Uma leitura mais detida, agora do corpus poético composto por todas essas vozes, permite ver o quão presentes estão na poesia contemporânea o corpo e a casa sob a mirada cíclica do tempo. Canta um poema de Roberta Tostes Daniel: “Burilar esse pedaço/ de tempo, onde meu corpo/ deitou morada” (edição 241). Sem dúvida um motivo poético cuja recorrência se intensifica no contexto de mais de um ano e meio de pandemia, bem como a porção sáfara da natureza desse corpo, um voltar-se para as lições da terra, e também para as do céu: sim, os olhos dos poetas também se voltaram para o céu, desde as primeiras edições da página, com Fernando Paixão (“Insistente, o céu deixa de ser/ urna abstrata”, edição 223), passando pelos papagaios coloridos de Cristiano Moreira (edição 240), a “lua torta” de Socorro Nunes (edição 239), os sete planetas de Alexandre Marino “na órbita da estrela Trapista” (edição 250). Também inevitavelmente presente o calor político dessa poesia, a mais potente dela sendo sempre a menos óbvia e literal, que logra ir além das circunstâncias, a exemplo do já citado poema de Cristiano Moreira, o Cinelândia de Leila Danziger (edição 232), o excerto de Solo para vialejo de Cida Pedrosa (edição 234) ou contendas brasileiras de Fernanda Nali (edição 246). Mesmo o teor metalinguístico desse corpus aparece menos cerebral, aflorando em poemas de uma inteligência mais viva, mais sensível e encarnada, mais pulsante.

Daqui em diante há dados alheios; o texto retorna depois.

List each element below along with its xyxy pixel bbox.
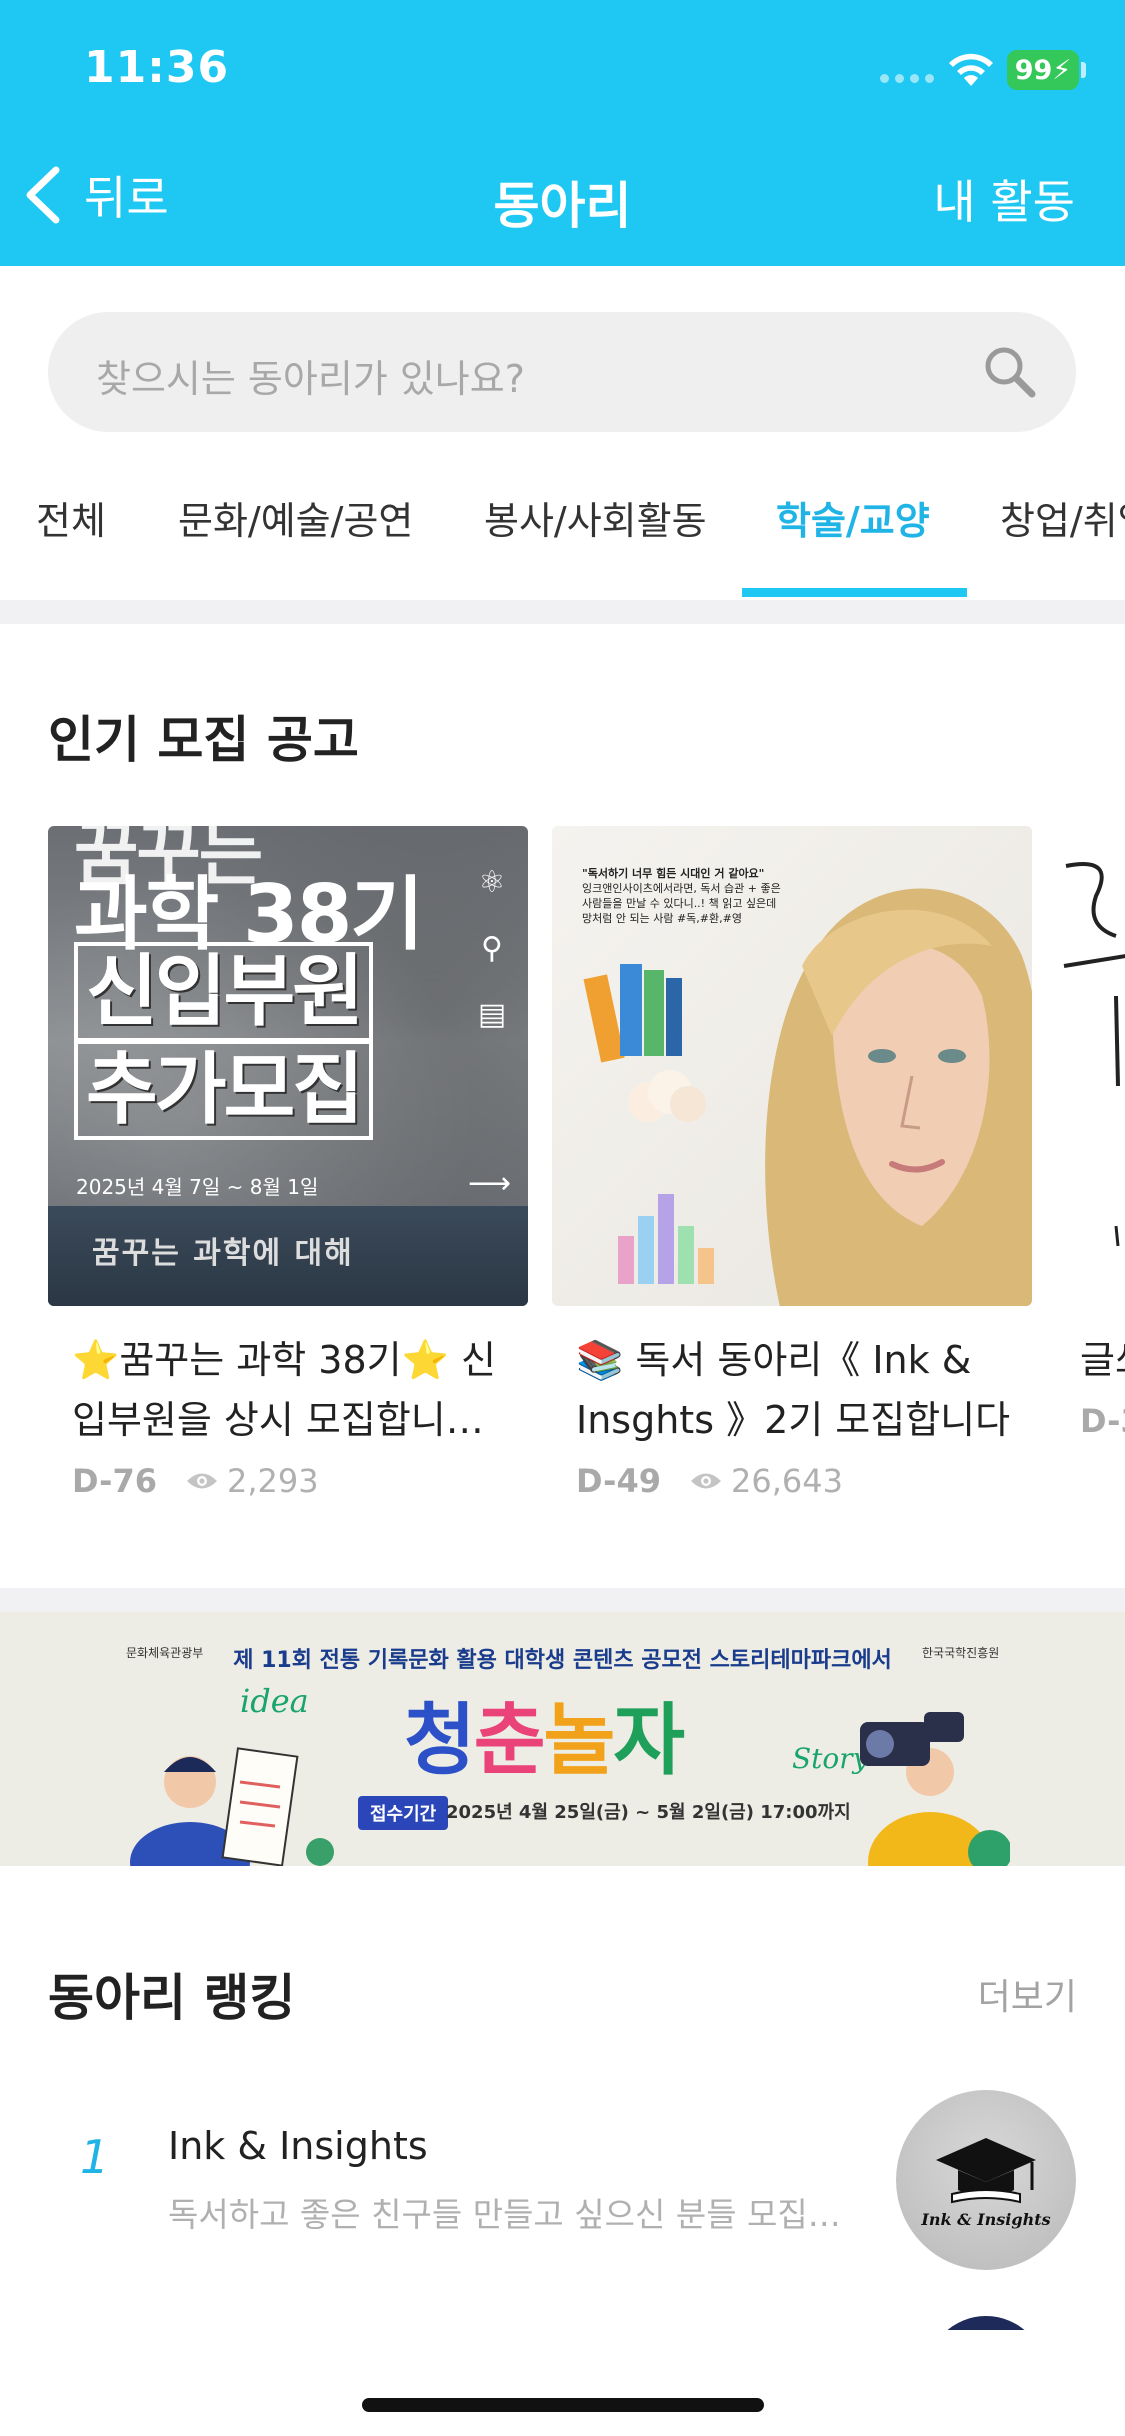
banner-char: 청 [404, 1696, 476, 1786]
card-thumbnail [1056, 826, 1125, 1306]
banner-char: 춘 [473, 1696, 546, 1786]
search-input[interactable]: 찾으시는 동아리가 있나요? [48, 312, 1076, 432]
battery-cap [1081, 62, 1086, 78]
promo-banner[interactable]: 문화체육관광부 제 11회 전통 기록문화 활용 대학생 콘텐츠 공모전 스토리… [0, 1612, 1125, 1866]
thumb-box1: 신입부원 [74, 942, 374, 1042]
battery-icon: 99 ⚡ [1007, 50, 1079, 90]
cloud-illustration [628, 1070, 706, 1122]
dday-badge: D-76 [72, 1462, 157, 1500]
handwriting-image [1063, 862, 1125, 1247]
recruit-card[interactable]: 꿈꾸는 과학 38기 신입부원 추가모집 ⚛ ⚲ ▤ 2025년 4월 7일 ~ 8… [48, 826, 528, 1500]
camera-person-illustration [860, 1712, 1010, 1866]
app-header: 11:36 99 ⚡ 뒤로 동아리 내 활동 [0, 0, 1125, 266]
card-meta: D-49 26,643 [552, 1462, 1032, 1500]
card-meta: D-3 [1056, 1402, 1125, 1440]
graduation-cap-icon [936, 2138, 1036, 2204]
eye-icon [690, 1473, 721, 1489]
banner-org-right: 한국국학진흥원 [922, 1646, 1000, 1660]
status-time: 11:36 [84, 42, 230, 93]
search-placeholder: 찾으시는 동아리가 있나요? [96, 357, 525, 401]
arrow-right-icon: ⟶ [468, 1166, 512, 1201]
view-count: 2,293 [226, 1462, 319, 1500]
club-logo: Ink & Insights [896, 2090, 1076, 2270]
bar-chart-illustration [618, 1194, 714, 1284]
recruit-card[interactable]: "독서하기 너무 힘든 시대인 거 같아요" 잉크앤인사이츠에서라면, 독서 습… [552, 826, 1032, 1500]
home-indicator[interactable] [362, 2398, 764, 2412]
portrait-image [765, 888, 1032, 1306]
ranking-section-title: 동아리 랭킹 [48, 1969, 296, 2027]
eye-icon [186, 1473, 217, 1489]
popular-section-title: 인기 모집 공고 [48, 711, 359, 769]
banner-headline: 청춘놀자 [404, 1678, 685, 1790]
thumb-box2: 추가모집 [74, 1040, 374, 1140]
more-button[interactable]: 더보기 [978, 1968, 1077, 2020]
my-activity-button[interactable]: 내 활동 [933, 166, 1075, 232]
rank-number: 1 [80, 2130, 110, 2184]
card-thumbnail: "독서하기 너무 힘든 시대인 거 같아요" 잉크앤인사이츠에서라면, 독서 습… [552, 826, 1032, 1306]
banner-char: 놀 [543, 1696, 616, 1786]
section-divider [0, 600, 1125, 624]
thumb-bottom-band: 꿈꾸는 과학에 대해 [48, 1206, 528, 1306]
thumb-side-icons: ⚛ ⚲ ▤ [477, 865, 507, 1032]
card-title: 글쓰 [1080, 1338, 1125, 1382]
active-tab-indicator [742, 588, 967, 597]
tab-culture-art[interactable]: 문화/예술/공연 [178, 490, 413, 545]
tab-academic[interactable]: 학술/교양 [776, 490, 930, 545]
charging-bolt-icon: ⚡ [1052, 54, 1072, 86]
club-logo-text: Ink & Insights [921, 2210, 1051, 2229]
recruit-card[interactable]: 글쓰 D-3 [1056, 826, 1125, 1440]
cellular-signal-icon [880, 74, 934, 83]
thumb-bottom-text: 꿈꾸는 과학에 대해 [92, 1236, 354, 1271]
student-illustration [130, 1747, 334, 1866]
ranking-list-item[interactable]: 1 Ink & Insights 독서하고 좋은 친구들 만들고 싶으신 분들 … [0, 2090, 1125, 2280]
club-description: 독서하고 좋은 친구들 만들고 싶으신 분들 모집합니… [168, 2195, 868, 2234]
popular-carousel[interactable]: 꿈꾸는 과학 38기 신입부원 추가모집 ⚛ ⚲ ▤ 2025년 4월 7일 ~ 8… [48, 826, 1125, 1526]
club-name: Ink & Insights [168, 2124, 428, 2168]
banner-period-label: 접수기간 [358, 1796, 449, 1830]
dday-badge: D-49 [576, 1462, 661, 1500]
banner-period: 2025년 4월 25일(금) ~ 5월 2일(금) 17:00까지 [446, 1802, 851, 1823]
books-illustration [583, 964, 682, 1063]
dday-badge: D-3 [1080, 1402, 1125, 1440]
thumb-date: 2025년 4월 7일 ~ 8월 1일 [76, 1175, 319, 1199]
tab-startup-job[interactable]: 창업/취업 [1000, 490, 1125, 545]
tab-all[interactable]: 전체 [36, 490, 106, 545]
card-thumbnail: 꿈꾸는 과학 38기 신입부원 추가모집 ⚛ ⚲ ▤ 2025년 4월 7일 ~ 8… [48, 826, 528, 1306]
banner-char: 자 [613, 1696, 685, 1786]
card-title: 📚 독서 동아리《 Ink & Insghts 》2기 모집합니다 [576, 1338, 1011, 1442]
battery-level: 99 [1014, 54, 1053, 86]
card-title: ⭐꿈꾸는 과학 38기⭐ 신입부원을 상시 모집합니… [72, 1338, 496, 1442]
tab-volunteer[interactable]: 봉사/사회활동 [484, 490, 707, 545]
search-icon[interactable] [980, 342, 1040, 402]
category-tabs: 전체 문화/예술/공연 봉사/사회활동 학술/교양 창업/취업 [0, 450, 1125, 600]
bottom-safe-area [0, 2330, 1125, 2436]
view-count: 26,643 [730, 1462, 843, 1500]
section-divider [0, 1588, 1125, 1612]
wifi-icon [949, 53, 993, 86]
card-meta: D-76 2,293 [48, 1462, 528, 1500]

Um pouco da leitura desse panorama foi assunto da entrevista a André Argolo, no Conta + de Poesia Brasileira, do canal LabPub, no Youtube, em 30 de junho de 2021. Há também a página Poesia brasileira no Instagram (@pagina_poesia_brasileira), com o histórico de todas as edições, inéditos e informações sobre os participantes. Ainda serão publicados no Rascunho poetas anteriormente convidados que ainda não enviaram seus materiais. Deixo da curadoria da página devido a um novo projeto que me tem exigido total dedicação. Seria desejável que esse desenho continuasse a se expandir e se diversificar, com o timbre de muitas outras vozes. Que isso aconteça em todo espaço que reúna poetas brasileiros de ontem e hoje, e que, ao menos aí, na poesia, possamos ser sem guetos e hierarquias inúteis.